A la fin du 2ème jour, on vous dépose au village maya de LACANJA CHANSAYAB. Un panneau mentionne à l’entrée : village ECOTOURISTICO. Nous pouvons dire qu’il s’agit d’un village BUSINESSTOURISTICO. En fait, les différents campement offres des cabanas avec internet, wifi… et ce ici perdu dans la jungle et à plus de 2 heures de route de PALENQUE. Si quelques personnes continuent de porter la longue tunique blanche de leur ethnie, la majorité des villageois arborent des tenues modernes. Dans la forêt, la cascada Ya Toch Kusam et les ruines Lacanja n’offrent aucun intérêt, excepté de de se promener dans la jungle. En fait, cette halte coûte chère au vu de ce qu’elle offre. A DECONSEILLER.

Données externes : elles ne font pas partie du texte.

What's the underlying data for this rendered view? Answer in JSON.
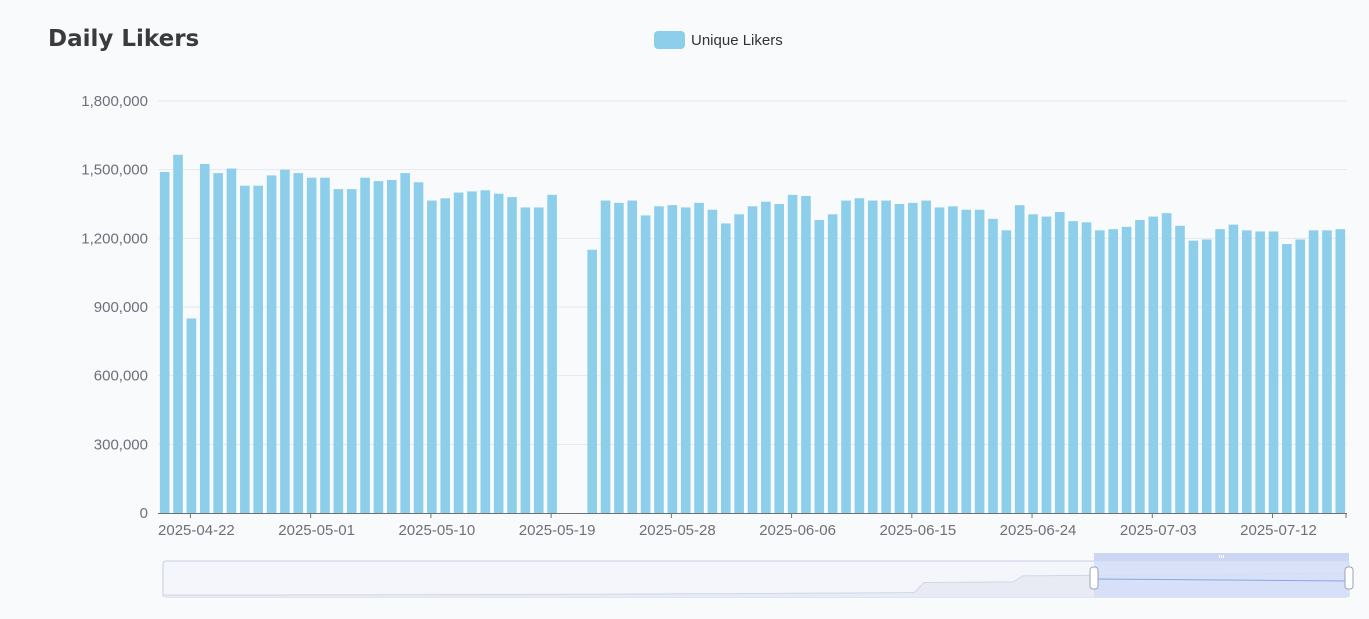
{
  "title": "Daily Likers",
  "legend": {
    "label": "Unique Likers",
    "color": "#8dcfea"
  },
  "colors": {
    "bar": "#8dcfea",
    "grid": "#e4e7ee",
    "axis": "#6e7079",
    "zoom_fill": "#d4def8",
    "zoom_border": "#c5cde6"
  },
  "zoom": {
    "start_fraction": 0.785,
    "end_fraction": 1.0
  },
  "chart_data": {
    "type": "bar",
    "title": "Daily Likers",
    "series": [
      {
        "name": "Unique Likers",
        "color": "#8dcfea"
      }
    ],
    "start_date": "2025-04-20",
    "x_tick_labels": [
      "2025-04-22",
      "2025-05-01",
      "2025-05-10",
      "2025-05-19",
      "2025-05-28",
      "2025-06-06",
      "2025-06-15",
      "2025-06-24",
      "2025-07-03",
      "2025-07-12"
    ],
    "y_tick_labels": [
      "0",
      "300,000",
      "600,000",
      "900,000",
      "1,200,000",
      "1,500,000",
      "1,800,000"
    ],
    "ylim": [
      0,
      1800000
    ],
    "grid": true,
    "legend_position": "top-center",
    "values": [
      1490000,
      1565000,
      850000,
      1525000,
      1485000,
      1505000,
      1430000,
      1430000,
      1475000,
      1500000,
      1485000,
      1465000,
      1465000,
      1415000,
      1415000,
      1465000,
      1450000,
      1455000,
      1485000,
      1445000,
      1365000,
      1375000,
      1400000,
      1405000,
      1410000,
      1395000,
      1380000,
      1335000,
      1335000,
      1390000,
      null,
      null,
      1150000,
      1365000,
      1355000,
      1365000,
      1300000,
      1340000,
      1345000,
      1335000,
      1355000,
      1325000,
      1265000,
      1305000,
      1340000,
      1360000,
      1350000,
      1390000,
      1385000,
      1280000,
      1305000,
      1365000,
      1375000,
      1365000,
      1365000,
      1350000,
      1355000,
      1365000,
      1335000,
      1340000,
      1325000,
      1325000,
      1285000,
      1235000,
      1345000,
      1305000,
      1295000,
      1315000,
      1275000,
      1270000,
      1235000,
      1240000,
      1250000,
      1280000,
      1295000,
      1310000,
      1255000,
      1190000,
      1195000,
      1240000,
      1260000,
      1235000,
      1230000,
      1230000,
      1175000,
      1195000,
      1235000,
      1235000,
      1240000
    ]
  }
}
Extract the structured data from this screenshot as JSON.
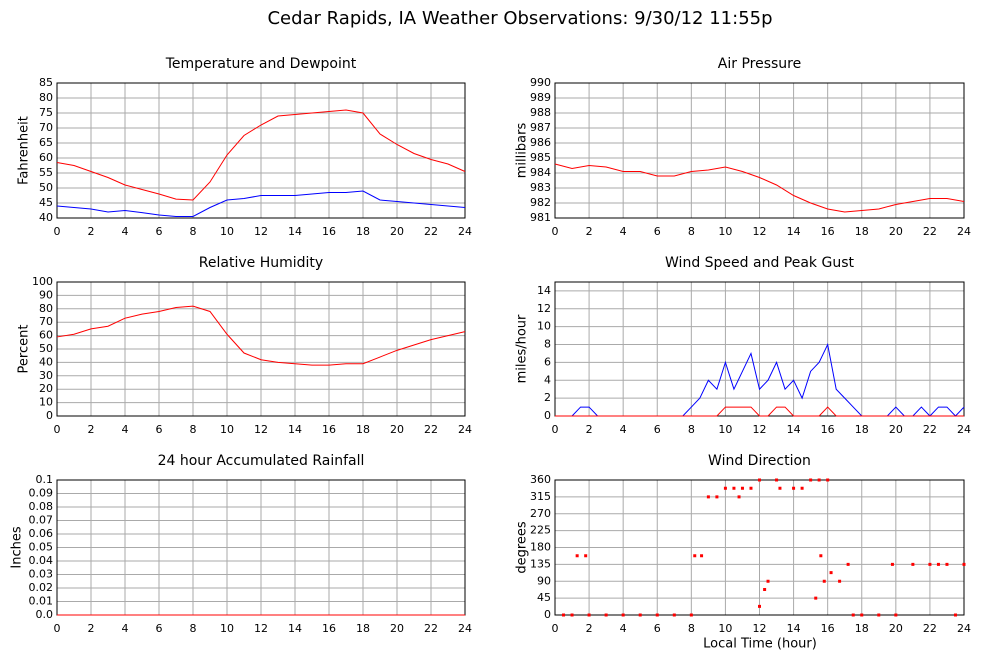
{
  "title": "Cedar Rapids, IA Weather Observations: 9/30/12 11:55p",
  "xlabel": "Local Time (hour)",
  "chart_data": [
    {
      "type": "line",
      "title": "Temperature and Dewpoint",
      "ylabel": "Fahrenheit",
      "grid": true,
      "x": [
        0,
        1,
        2,
        3,
        4,
        5,
        6,
        7,
        8,
        9,
        10,
        11,
        12,
        13,
        14,
        15,
        16,
        17,
        18,
        19,
        20,
        21,
        22,
        23,
        24
      ],
      "series": [
        {
          "color": "#ff0000",
          "values": [
            58.5,
            57.5,
            55.5,
            53.5,
            51,
            49.5,
            48,
            46.3,
            46,
            52,
            61,
            67.5,
            71,
            74,
            74.5,
            75,
            75.5,
            76,
            75,
            68,
            64.5,
            61.5,
            59.5,
            58,
            55.5
          ]
        },
        {
          "color": "#0000ff",
          "values": [
            44,
            43.5,
            43,
            42,
            42.5,
            41.8,
            41,
            40.5,
            40.5,
            43.5,
            46,
            46.5,
            47.5,
            47.5,
            47.5,
            48,
            48.5,
            48.5,
            49,
            46,
            45.5,
            45,
            44.5,
            44,
            43.5
          ]
        }
      ],
      "xlim": [
        0,
        24
      ],
      "xticks": [
        0,
        2,
        4,
        6,
        8,
        10,
        12,
        14,
        16,
        18,
        20,
        22,
        24
      ],
      "ylim": [
        40,
        85
      ],
      "yticks": [
        40,
        45,
        50,
        55,
        60,
        65,
        70,
        75,
        80,
        85
      ]
    },
    {
      "type": "line",
      "title": "Air Pressure",
      "ylabel": "millibars",
      "grid": true,
      "x": [
        0,
        1,
        2,
        3,
        4,
        5,
        6,
        7,
        8,
        9,
        10,
        11,
        12,
        13,
        14,
        15,
        16,
        17,
        18,
        19,
        20,
        21,
        22,
        23,
        24
      ],
      "series": [
        {
          "color": "#ff0000",
          "values": [
            984.6,
            984.3,
            984.5,
            984.4,
            984.1,
            984.1,
            983.8,
            983.8,
            984.1,
            984.2,
            984.4,
            984.1,
            983.7,
            983.2,
            982.5,
            982.0,
            981.6,
            981.4,
            981.5,
            981.6,
            981.9,
            982.1,
            982.3,
            982.3,
            982.1
          ]
        }
      ],
      "xlim": [
        0,
        24
      ],
      "xticks": [
        0,
        2,
        4,
        6,
        8,
        10,
        12,
        14,
        16,
        18,
        20,
        22,
        24
      ],
      "ylim": [
        981,
        990
      ],
      "yticks": [
        981,
        982,
        983,
        984,
        985,
        986,
        987,
        988,
        989,
        990
      ]
    },
    {
      "type": "line",
      "title": "Relative Humidity",
      "ylabel": "Percent",
      "grid": true,
      "x": [
        0,
        1,
        2,
        3,
        4,
        5,
        6,
        7,
        8,
        9,
        10,
        11,
        12,
        13,
        14,
        15,
        16,
        17,
        18,
        19,
        20,
        21,
        22,
        23,
        24
      ],
      "series": [
        {
          "color": "#ff0000",
          "values": [
            59,
            61,
            65,
            67,
            73,
            76,
            78,
            81,
            82,
            78,
            61,
            47,
            42,
            40,
            39,
            38,
            38,
            39,
            39,
            44,
            49,
            53,
            57,
            60,
            63
          ]
        }
      ],
      "xlim": [
        0,
        24
      ],
      "xticks": [
        0,
        2,
        4,
        6,
        8,
        10,
        12,
        14,
        16,
        18,
        20,
        22,
        24
      ],
      "ylim": [
        0,
        100
      ],
      "yticks": [
        0,
        10,
        20,
        30,
        40,
        50,
        60,
        70,
        80,
        90,
        100
      ]
    },
    {
      "type": "line",
      "title": "Wind Speed and Peak Gust",
      "ylabel": "miles/hour",
      "grid": true,
      "x": [
        0,
        0.5,
        1,
        1.5,
        2,
        2.5,
        3,
        3.5,
        4,
        4.5,
        5,
        5.5,
        6,
        6.5,
        7,
        7.5,
        8,
        8.5,
        9,
        9.5,
        10,
        10.5,
        11,
        11.5,
        12,
        12.5,
        13,
        13.5,
        14,
        14.5,
        15,
        15.5,
        16,
        16.5,
        17,
        17.5,
        18,
        18.5,
        19,
        19.5,
        20,
        20.5,
        21,
        21.5,
        22,
        22.5,
        23,
        23.5,
        24
      ],
      "series": [
        {
          "color": "#0000ff",
          "values": [
            0,
            0,
            0,
            1,
            1,
            0,
            0,
            0,
            0,
            0,
            0,
            0,
            0,
            0,
            0,
            0,
            1,
            2,
            4,
            3,
            6,
            3,
            5,
            7,
            3,
            4,
            6,
            3,
            4,
            2,
            5,
            6,
            8,
            3,
            2,
            1,
            0,
            0,
            0,
            0,
            1,
            0,
            0,
            1,
            0,
            1,
            1,
            0,
            1
          ]
        },
        {
          "color": "#ff0000",
          "values": [
            0,
            0,
            0,
            0,
            0,
            0,
            0,
            0,
            0,
            0,
            0,
            0,
            0,
            0,
            0,
            0,
            0,
            0,
            0,
            0,
            1,
            1,
            1,
            1,
            0,
            0,
            1,
            1,
            0,
            0,
            0,
            0,
            1,
            0,
            0,
            0,
            0,
            0,
            0,
            0,
            0,
            0,
            0,
            0,
            0,
            0,
            0,
            0,
            0
          ]
        }
      ],
      "xlim": [
        0,
        24
      ],
      "xticks": [
        0,
        2,
        4,
        6,
        8,
        10,
        12,
        14,
        16,
        18,
        20,
        22,
        24
      ],
      "ylim": [
        0,
        15
      ],
      "yticks": [
        0,
        2,
        4,
        6,
        8,
        10,
        12,
        14
      ]
    },
    {
      "type": "line",
      "title": "24 hour Accumulated Rainfall",
      "ylabel": "Inches",
      "grid": true,
      "x": [
        0,
        24
      ],
      "series": [
        {
          "color": "#ff0000",
          "values": [
            0,
            0
          ]
        }
      ],
      "xlim": [
        0,
        24
      ],
      "xticks": [
        0,
        2,
        4,
        6,
        8,
        10,
        12,
        14,
        16,
        18,
        20,
        22,
        24
      ],
      "ylim": [
        0,
        0.1
      ],
      "yticks": [
        {
          "value": 0,
          "label": "0.0"
        },
        0.01,
        0.02,
        0.03,
        0.04,
        0.05,
        0.06,
        0.07,
        0.08,
        0.09,
        0.1
      ]
    },
    {
      "type": "scatter",
      "title": "Wind Direction",
      "ylabel": "degrees",
      "grid": true,
      "color": "#ff0000",
      "x": [
        0.5,
        1,
        1.3,
        1.8,
        2,
        3,
        4,
        5,
        6,
        7,
        8,
        8.2,
        8.6,
        9,
        9.5,
        10,
        10.5,
        10.8,
        11,
        11.5,
        12,
        12.3,
        12.5,
        13,
        13.2,
        14,
        14.5,
        15,
        15.5,
        15.6,
        15.8,
        16,
        16.2,
        16.7,
        17.2,
        17.5,
        18,
        19,
        19.8,
        20,
        21,
        22,
        22.5,
        23,
        24,
        23.5,
        12,
        15.3
      ],
      "values": [
        0,
        0,
        158,
        158,
        0,
        0,
        0,
        0,
        0,
        0,
        0,
        158,
        158,
        315,
        315,
        338,
        338,
        315,
        338,
        338,
        360,
        68,
        90,
        360,
        338,
        338,
        338,
        360,
        360,
        158,
        90,
        360,
        113,
        90,
        135,
        0,
        0,
        0,
        135,
        0,
        135,
        135,
        135,
        135,
        135,
        0,
        23,
        45
      ],
      "xlim": [
        0,
        24
      ],
      "xticks": [
        0,
        2,
        4,
        6,
        8,
        10,
        12,
        14,
        16,
        18,
        20,
        22,
        24
      ],
      "ylim": [
        0,
        360
      ],
      "yticks": [
        0,
        45,
        90,
        135,
        180,
        225,
        270,
        315,
        360
      ]
    }
  ]
}
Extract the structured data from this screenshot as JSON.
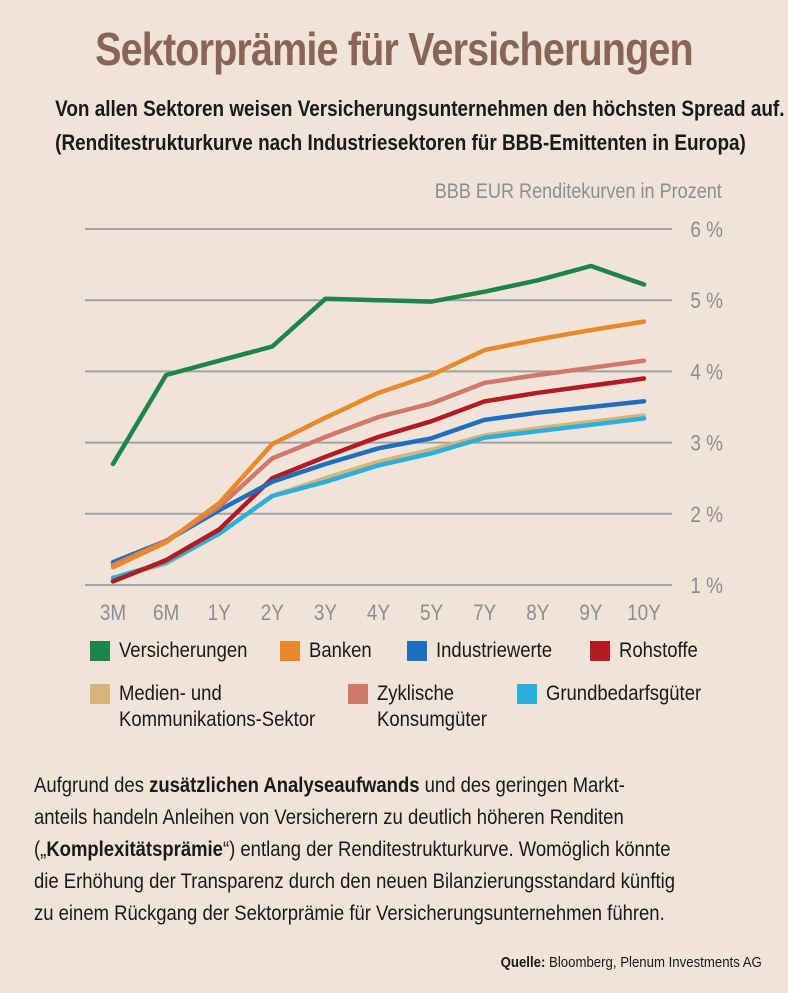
{
  "header": {
    "title": "Sektorprämie für Versicherungen",
    "subtitle_line1": "Von allen Sektoren weisen Versicherungsunternehmen den höchsten Spread auf.",
    "subtitle_line2": "(Renditestrukturkurve nach Industriesektoren für BBB-Emittenten in Europa)"
  },
  "chart_data": {
    "type": "line",
    "title": "Sektorprämie für Versicherungen",
    "ylabel": "BBB EUR Renditekurven in Prozent",
    "categories": [
      "3M",
      "6M",
      "1Y",
      "2Y",
      "3Y",
      "4Y",
      "5Y",
      "7Y",
      "8Y",
      "9Y",
      "10Y"
    ],
    "yticks": [
      "1 %",
      "2 %",
      "3 %",
      "4 %",
      "5 %",
      "6 %"
    ],
    "ylim": [
      1,
      6
    ],
    "grid": true,
    "legend_position": "bottom",
    "series": [
      {
        "name": "Versicherungen",
        "color": "#1d8548",
        "values": [
          2.7,
          3.95,
          4.15,
          4.35,
          5.02,
          5.0,
          4.98,
          5.12,
          5.28,
          5.48,
          5.22
        ]
      },
      {
        "name": "Banken",
        "color": "#e8892c",
        "values": [
          1.25,
          1.6,
          2.15,
          2.98,
          3.35,
          3.7,
          3.95,
          4.3,
          4.45,
          4.58,
          4.7
        ]
      },
      {
        "name": "Industriewerte",
        "color": "#1f6fbf",
        "values": [
          1.32,
          1.62,
          2.05,
          2.45,
          2.7,
          2.92,
          3.06,
          3.32,
          3.42,
          3.5,
          3.58
        ]
      },
      {
        "name": "Rohstoffe",
        "color": "#b31a21",
        "values": [
          1.05,
          1.35,
          1.78,
          2.5,
          2.8,
          3.08,
          3.3,
          3.58,
          3.7,
          3.8,
          3.9
        ]
      },
      {
        "name": "Medien- und Kommunikations-Sektor",
        "color": "#d6b57a",
        "values": [
          1.1,
          1.3,
          1.72,
          2.25,
          2.5,
          2.73,
          2.9,
          3.1,
          3.2,
          3.29,
          3.38
        ]
      },
      {
        "name": "Zyklische Konsumgüter",
        "color": "#d2786a",
        "values": [
          1.28,
          1.62,
          2.1,
          2.78,
          3.08,
          3.36,
          3.55,
          3.84,
          3.95,
          4.05,
          4.15
        ]
      },
      {
        "name": "Grundbedarfsgüter",
        "color": "#2ab0db",
        "values": [
          1.1,
          1.32,
          1.72,
          2.25,
          2.45,
          2.68,
          2.85,
          3.07,
          3.16,
          3.25,
          3.34
        ]
      }
    ]
  },
  "legend": {
    "versicherungen": "Versicherungen",
    "banken": "Banken",
    "industriewerte": "Industriewerte",
    "rohstoffe": "Rohstoffe",
    "medien_line1": "Medien- und",
    "medien_line2": "Kommunikations-Sektor",
    "zyklische_line1": "Zyklische",
    "zyklische_line2": "Konsumgüter",
    "grundbedarf": "Grundbedarfsgüter"
  },
  "body": {
    "line1_pre": "Aufgrund des ",
    "line1_bold": "zusätzlichen Analyseaufwands",
    "line1_post": " und des geringen Markt-",
    "line2": "anteils handeln Anleihen von Versicherern zu deutlich höheren Renditen",
    "line3_pre": "(„",
    "line3_bold": "Komplexitätsprämie",
    "line3_post": "“) entlang der Renditestrukturkurve. Womöglich könnte",
    "line4": "die Erhöhung der Transparenz durch den neuen Bilanzierungsstandard künftig",
    "line5": "zu einem Rückgang der Sektorprämie für Versicherungsunternehmen führen."
  },
  "source": {
    "label": "Quelle:",
    "text": " Bloomberg, Plenum Investments AG"
  }
}
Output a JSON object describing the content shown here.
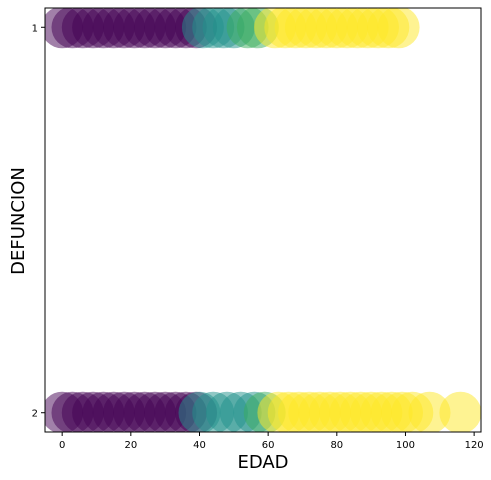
{
  "chart_data": {
    "type": "scatter",
    "title": "",
    "xlabel": "EDAD",
    "ylabel": "DEFUNCION",
    "xlim": [
      -5,
      122
    ],
    "ylim": [
      0.95,
      2.05
    ],
    "y_inverted": true,
    "xticks": [
      0,
      20,
      40,
      60,
      80,
      100,
      120
    ],
    "yticks": [
      1,
      2
    ],
    "grid": false,
    "legend": "none",
    "marker_alpha": 0.5,
    "colors": {
      "purple": "#440154",
      "teal": "#21918c",
      "green": "#3aae5c",
      "yellow": "#fde725"
    },
    "points": [
      {
        "x": 0,
        "y": 1,
        "c": "purple"
      },
      {
        "x": 3,
        "y": 1,
        "c": "purple"
      },
      {
        "x": 6,
        "y": 1,
        "c": "purple"
      },
      {
        "x": 9,
        "y": 1,
        "c": "purple"
      },
      {
        "x": 12,
        "y": 1,
        "c": "purple"
      },
      {
        "x": 15,
        "y": 1,
        "c": "purple"
      },
      {
        "x": 18,
        "y": 1,
        "c": "purple"
      },
      {
        "x": 21,
        "y": 1,
        "c": "purple"
      },
      {
        "x": 24,
        "y": 1,
        "c": "purple"
      },
      {
        "x": 27,
        "y": 1,
        "c": "purple"
      },
      {
        "x": 30,
        "y": 1,
        "c": "purple"
      },
      {
        "x": 33,
        "y": 1,
        "c": "purple"
      },
      {
        "x": 36,
        "y": 1,
        "c": "purple"
      },
      {
        "x": 39,
        "y": 1,
        "c": "purple"
      },
      {
        "x": 41,
        "y": 1,
        "c": "teal"
      },
      {
        "x": 44,
        "y": 1,
        "c": "teal"
      },
      {
        "x": 47,
        "y": 1,
        "c": "teal"
      },
      {
        "x": 50,
        "y": 1,
        "c": "teal"
      },
      {
        "x": 54,
        "y": 1,
        "c": "green"
      },
      {
        "x": 57,
        "y": 1,
        "c": "green"
      },
      {
        "x": 62,
        "y": 1,
        "c": "yellow"
      },
      {
        "x": 65,
        "y": 1,
        "c": "yellow"
      },
      {
        "x": 68,
        "y": 1,
        "c": "yellow"
      },
      {
        "x": 71,
        "y": 1,
        "c": "yellow"
      },
      {
        "x": 74,
        "y": 1,
        "c": "yellow"
      },
      {
        "x": 77,
        "y": 1,
        "c": "yellow"
      },
      {
        "x": 80,
        "y": 1,
        "c": "yellow"
      },
      {
        "x": 83,
        "y": 1,
        "c": "yellow"
      },
      {
        "x": 86,
        "y": 1,
        "c": "yellow"
      },
      {
        "x": 89,
        "y": 1,
        "c": "yellow"
      },
      {
        "x": 92,
        "y": 1,
        "c": "yellow"
      },
      {
        "x": 95,
        "y": 1,
        "c": "yellow"
      },
      {
        "x": 98,
        "y": 1,
        "c": "yellow"
      },
      {
        "x": 0,
        "y": 2,
        "c": "purple"
      },
      {
        "x": 3,
        "y": 2,
        "c": "purple"
      },
      {
        "x": 6,
        "y": 2,
        "c": "purple"
      },
      {
        "x": 9,
        "y": 2,
        "c": "purple"
      },
      {
        "x": 12,
        "y": 2,
        "c": "purple"
      },
      {
        "x": 15,
        "y": 2,
        "c": "purple"
      },
      {
        "x": 18,
        "y": 2,
        "c": "purple"
      },
      {
        "x": 21,
        "y": 2,
        "c": "purple"
      },
      {
        "x": 24,
        "y": 2,
        "c": "purple"
      },
      {
        "x": 27,
        "y": 2,
        "c": "purple"
      },
      {
        "x": 30,
        "y": 2,
        "c": "purple"
      },
      {
        "x": 33,
        "y": 2,
        "c": "purple"
      },
      {
        "x": 36,
        "y": 2,
        "c": "purple"
      },
      {
        "x": 39,
        "y": 2,
        "c": "purple"
      },
      {
        "x": 40,
        "y": 2,
        "c": "teal"
      },
      {
        "x": 44,
        "y": 2,
        "c": "teal"
      },
      {
        "x": 48,
        "y": 2,
        "c": "teal"
      },
      {
        "x": 52,
        "y": 2,
        "c": "teal"
      },
      {
        "x": 56,
        "y": 2,
        "c": "teal"
      },
      {
        "x": 59,
        "y": 2,
        "c": "green"
      },
      {
        "x": 63,
        "y": 2,
        "c": "yellow"
      },
      {
        "x": 66,
        "y": 2,
        "c": "yellow"
      },
      {
        "x": 69,
        "y": 2,
        "c": "yellow"
      },
      {
        "x": 72,
        "y": 2,
        "c": "yellow"
      },
      {
        "x": 75,
        "y": 2,
        "c": "yellow"
      },
      {
        "x": 78,
        "y": 2,
        "c": "yellow"
      },
      {
        "x": 81,
        "y": 2,
        "c": "yellow"
      },
      {
        "x": 84,
        "y": 2,
        "c": "yellow"
      },
      {
        "x": 87,
        "y": 2,
        "c": "yellow"
      },
      {
        "x": 90,
        "y": 2,
        "c": "yellow"
      },
      {
        "x": 93,
        "y": 2,
        "c": "yellow"
      },
      {
        "x": 96,
        "y": 2,
        "c": "yellow"
      },
      {
        "x": 99,
        "y": 2,
        "c": "yellow"
      },
      {
        "x": 102,
        "y": 2,
        "c": "yellow"
      },
      {
        "x": 107,
        "y": 2,
        "c": "yellow"
      },
      {
        "x": 116,
        "y": 2,
        "c": "yellow"
      }
    ]
  }
}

Les états du sud du MEXIQUE, Oaxaca, Chiapas, Tabasco et Guerrero, sont pauvres voir très pauvres. Il est de notoriété publique que plus de 75% des indigènes sont pauvres à plusieurs niveaux. En fait ils ont des revenus très faibles et n’ont pas accès aux services de bases, tels que la santé, l’éducation, l’eau potable…  Cela est dû en grande partie car la population est majoritairement composée d’indigènes. Nous nous en étions rendu compte dans la ville d’OAXACA où bon nombre d’indigènes vendaient toutes sortes de produits artisanaux mais aussi beaucoup réclamaient de l’argent. A notre arrivée  à SAN CRISTOBAL de las CASAS, la surprise est encore plus grande, car la population est majoritairement composée d’indigènes. pen19219-1.jpgUne partie vit en périphérie de la ville, mais surtout dans les nombreux villages environnants.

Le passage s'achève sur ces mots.